Mortgage rates
are at their lowest since the 1950s. It is a good time to refinance! So my family did.
How much did we benefit? Let's do the math...
We had a 30 year mortgage with about 23 years remaining. As with my analysis from a week ago about whether to get a credit card that provided
miles or money, I will change the dollar amounts for both the friendliness of rounded numbers and for some personal anonymity.
We'll analyze changing a $150,000 mortgage. The original situation is a partially complete 30-year loan at 5.625%, which has a $960 monthly payment for 279 more months and then a final $184.45 payment. The new situation is a 15-year loan at
4.5%, which has a $1,147.50 monthly payment for 179 months and then a final $45.67 payment.
The example is a bit complicated, so I included all of the details as a Google document. If you wish, open that link in another tab or window so you can refer to it while reading the summary below.

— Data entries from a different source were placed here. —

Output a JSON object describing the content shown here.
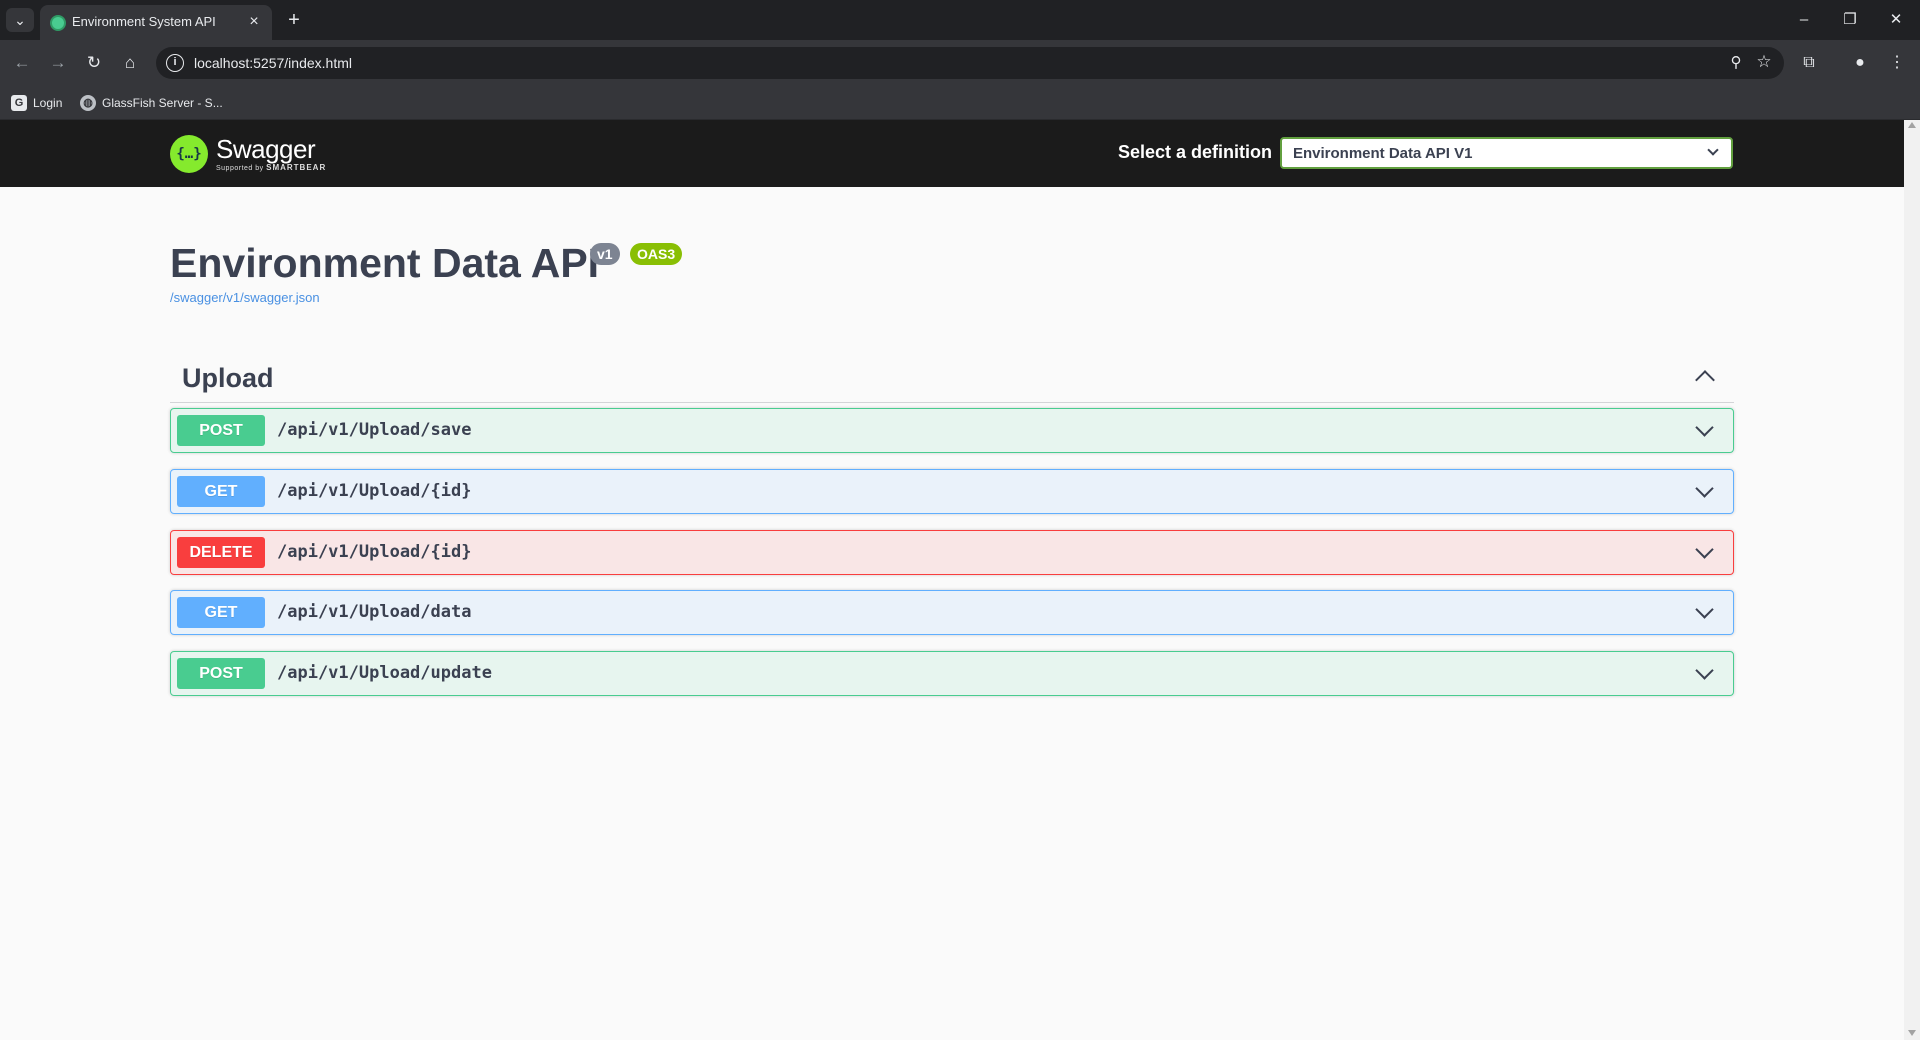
{
  "browser": {
    "tab_title": "Environment System API",
    "url": "localhost:5257/index.html",
    "bookmarks": [
      {
        "label": "Login"
      },
      {
        "label": "GlassFish Server - S..."
      }
    ]
  },
  "swagger": {
    "logo_word": "Swagger",
    "logo_sub": "Supported by",
    "logo_brand": "SMARTBEAR",
    "definition_label": "Select a definition",
    "definition_selected": "Environment Data API V1"
  },
  "info": {
    "title": "Environment Data API",
    "version": "v1",
    "oas": "OAS3",
    "spec_url": "/swagger/v1/swagger.json"
  },
  "tag": {
    "name": "Upload",
    "operations": [
      {
        "method": "POST",
        "path": "/api/v1/Upload/save"
      },
      {
        "method": "GET",
        "path": "/api/v1/Upload/{id}"
      },
      {
        "method": "DELETE",
        "path": "/api/v1/Upload/{id}"
      },
      {
        "method": "GET",
        "path": "/api/v1/Upload/data"
      },
      {
        "method": "POST",
        "path": "/api/v1/Upload/update"
      }
    ]
  },
  "colors": {
    "post": "#49cc90",
    "get": "#61affe",
    "delete": "#f93e3e",
    "swagger_green": "#85ea2d",
    "topbar": "#1b1b1b"
  }
}
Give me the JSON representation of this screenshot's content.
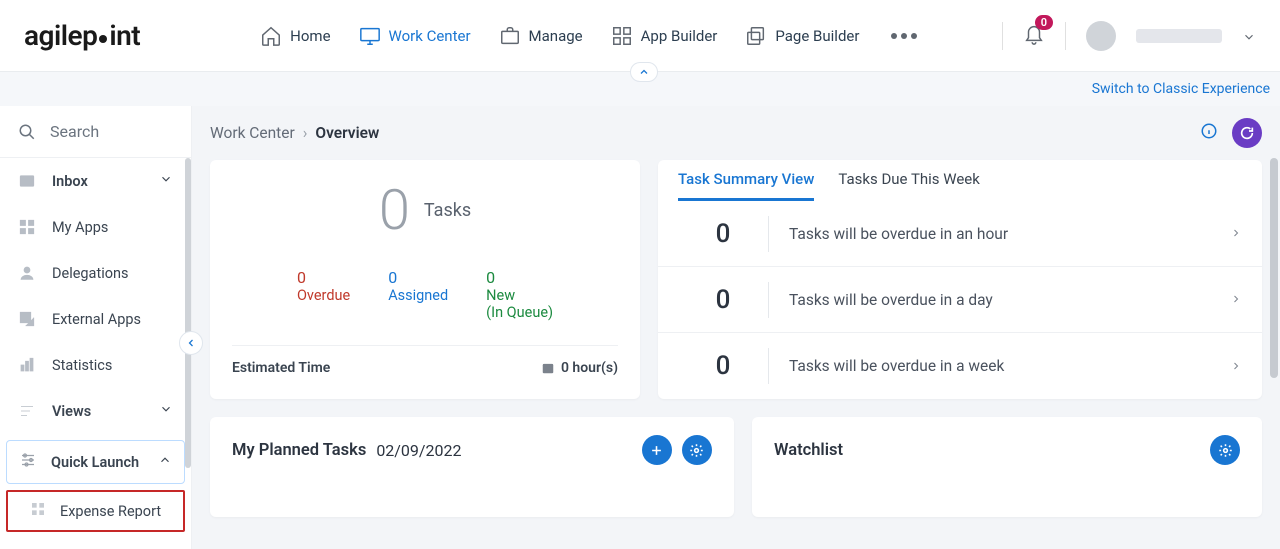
{
  "brand": "agilepoint",
  "nav": {
    "home": "Home",
    "work_center": "Work Center",
    "manage": "Manage",
    "app_builder": "App Builder",
    "page_builder": "Page Builder"
  },
  "notifications": {
    "count": "0"
  },
  "switch_link": "Switch to Classic Experience",
  "sidebar": {
    "search": "Search",
    "inbox": "Inbox",
    "my_apps": "My Apps",
    "delegations": "Delegations",
    "external_apps": "External Apps",
    "statistics": "Statistics",
    "views": "Views",
    "quick_launch": "Quick Launch",
    "expense_report": "Expense Report"
  },
  "breadcrumb": {
    "root": "Work Center",
    "current": "Overview"
  },
  "tasks_card": {
    "count": "0",
    "label": "Tasks",
    "overdue_n": "0",
    "overdue_l": "Overdue",
    "assigned_n": "0",
    "assigned_l": "Assigned",
    "new_n": "0",
    "new_l1": "New",
    "new_l2": "(In Queue)",
    "est_label": "Estimated Time",
    "est_value": "0 hour(s)"
  },
  "summary": {
    "tab_summary": "Task Summary View",
    "tab_due": "Tasks Due This Week",
    "rows": [
      {
        "count": "0",
        "text": "Tasks will be overdue in an hour"
      },
      {
        "count": "0",
        "text": "Tasks will be overdue in a day"
      },
      {
        "count": "0",
        "text": "Tasks will be overdue in a week"
      }
    ]
  },
  "planned": {
    "title": "My Planned Tasks",
    "date": "02/09/2022"
  },
  "watchlist": {
    "title": "Watchlist"
  }
}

Or, if no one has sabotaged it, here is another copy with permissions set so you can edit it: change only the cells with a colored background and all the other numbers automatically adjust!
There are two issues when refinancing. (Well actually, there are many others, but everything else about points and fees can be wrapped up into the new loan's numbers and then ignored.)
Less Total Interest
The first real issue is how much the total interest changes.
The old loan would pay $960 per month for 279 months, and then pay $184.45. That makes a total of $268,024.45. Subtract the loan amount of $150,000 to get $118,024.45 of interest paid during all those 280 months.
The new loan would pay $1,147.50 per month for 179 months, and then pay $45.67. That makes a total of $205,448.16. Subtract the loan amount of $150,000 to get a total of $55,488.17 of paid interest.
Subtracting $118,024.45 - $55,488.17 = $62,576.28 less interest by refinancing to the new loan.
Investment Change
On the other hand, the new loan costs an extra $187.50 each month. That money could have been put in an investment to grow with compound interest.
Now we get stuck in a subjective area: by how much would that investment grow? I cannot predict the future of the stock market!
Let's assume that for the next 3 years the investment grows at 2%, and then from the start of year 4 onward grows at 8%. (I'm assuming the economy will take a few years to recover and then investments will have an average rate of increase.)
On the version of the spreadsheet that you can edit you can change my assumption about how much the investment will grow.
But using my guess, we are behind $187.50 the first month, $375.31 the second month, and so on. By the time 15 years have gone by we'll be behind $60,886.24!
Fortunately, once those 15 years are done the situation drastically improves. Now instead of getting farther behind each month, we are done paying off the mortgage and are getting ahead by $960 each month (we are paying nothing, instead of the monthly payment of the old loan).
But compound interest still works against us. It takes a long time to pay off a $60,886.24 debt that is earning 8% annually, compounded monthly, while only paying $960 per month. Not until year 22 do we break even. At the end of all 280 months we wind up only $16,750.18 ahead.
Overall
So by refinancing we end up paying $62,576.28 less interest during the next 23 years. We also end up $16,750.18 ahead by the investment value.
The total is $62,576.28 + $16,750.18 = $79,326.46 of benefit.
In reality doing a refinance costs a few thousand dollars of fees, appraisal, insurance adjustment, and so forth. This would come out of the cited total benefit. But we'll still be ahead by more than $75,000.
Not bad for a few hours' hassle of phone calls and paperwork.